Compute Per-Row AIPW Scores
This cell applies the AIPW formula to every row. The mean of aipw_score across all rows is the global doubly robust estimate. The mean within a segment is the segment-specific doubly robust estimate. Propensity scores are clipped away from 0 and 1 for numerical stability.
EPS = 0.01
e = model_df["e_hat"].clip(EPS, 1 - EPS).to_numpy()

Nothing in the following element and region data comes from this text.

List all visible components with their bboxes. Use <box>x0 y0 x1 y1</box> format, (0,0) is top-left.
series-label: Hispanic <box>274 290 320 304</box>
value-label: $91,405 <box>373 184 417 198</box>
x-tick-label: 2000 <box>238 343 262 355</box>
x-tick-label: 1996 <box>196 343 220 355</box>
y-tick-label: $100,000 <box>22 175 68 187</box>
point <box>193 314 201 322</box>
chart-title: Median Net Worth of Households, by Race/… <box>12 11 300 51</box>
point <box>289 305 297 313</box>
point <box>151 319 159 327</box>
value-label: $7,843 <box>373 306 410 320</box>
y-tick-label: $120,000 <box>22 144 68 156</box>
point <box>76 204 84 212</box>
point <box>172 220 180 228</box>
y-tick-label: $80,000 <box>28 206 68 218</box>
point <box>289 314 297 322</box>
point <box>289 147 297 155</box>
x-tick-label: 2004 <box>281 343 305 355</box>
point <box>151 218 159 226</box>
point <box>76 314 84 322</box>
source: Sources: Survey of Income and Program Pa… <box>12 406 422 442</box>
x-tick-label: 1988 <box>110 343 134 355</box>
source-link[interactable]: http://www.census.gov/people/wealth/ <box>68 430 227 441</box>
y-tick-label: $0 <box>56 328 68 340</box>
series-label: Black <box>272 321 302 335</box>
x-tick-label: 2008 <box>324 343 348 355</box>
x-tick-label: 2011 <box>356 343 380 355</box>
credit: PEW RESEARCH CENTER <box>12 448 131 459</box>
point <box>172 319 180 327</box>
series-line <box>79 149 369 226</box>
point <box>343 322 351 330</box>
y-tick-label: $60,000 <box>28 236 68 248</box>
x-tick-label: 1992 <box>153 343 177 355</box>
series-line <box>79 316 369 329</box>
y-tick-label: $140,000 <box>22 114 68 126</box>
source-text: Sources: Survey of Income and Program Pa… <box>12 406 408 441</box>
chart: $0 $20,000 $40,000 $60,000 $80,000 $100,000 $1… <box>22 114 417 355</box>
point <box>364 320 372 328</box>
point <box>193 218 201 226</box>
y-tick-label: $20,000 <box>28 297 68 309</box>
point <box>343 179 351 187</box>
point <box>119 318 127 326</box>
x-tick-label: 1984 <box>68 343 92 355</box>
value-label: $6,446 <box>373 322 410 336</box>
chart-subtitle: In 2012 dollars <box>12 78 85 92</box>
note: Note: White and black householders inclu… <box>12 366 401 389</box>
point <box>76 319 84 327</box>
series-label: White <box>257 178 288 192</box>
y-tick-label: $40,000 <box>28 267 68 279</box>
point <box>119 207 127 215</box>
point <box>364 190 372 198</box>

mu1 = model_df["mu1_hat"].to_numpy()
mu0 = model_df["mu0_hat"].to_numpy()
t_np = model_df["treatment"].to_numpy()
y_np = model_df["outcome"].to_numpy()
model_df["aipw_score"] = (mu1 - mu0) + t_np * (y_np - mu1) / e - (1 - t_np) * (y_np - mu0) / (1 - e)
global_dr_lift = model_df["aipw_score"].mean()
global_dr_se = model_df["aipw_score"].std(ddof=1) / np.sqrt(len(model_df))
pd.Series(
{
"global_dr_lift": global_dr_lift,
"standard_error": global_dr_se,
"ci_95_lower": global_dr_lift - 1.96 * global_dr_se,
"ci_95_upper": global_dr_lift + 1.96 * global_dr_se,
}
)global_dr_lift 0.0111
standard_error 0.0025
ci_95_lower 0.0062
ci_95_upper 0.0161
dtype: float64
The AIPW score combines outcome-model predictions with propensity-weighted residual corrections. This is the key doubly robust object: it can remain consistent if either the propensity model or the outcome model is correctly specified.
Check Nuisance Prediction Distributions
This cell summarizes propensity scores, outcome-model predictions, and AIPW scores. It helps catch instability before segmenting the estimate. Extreme AIPW score tails can make segment-level estimates noisy, especially for small segments.
model_df[["e_hat", "mu1_hat", "mu0_hat", "mu_diff_hat", "aipw_score"]].describe(
percentiles=[0.01, 0.05, 0.10, 0.50, 0.90, 0.95, 0.99]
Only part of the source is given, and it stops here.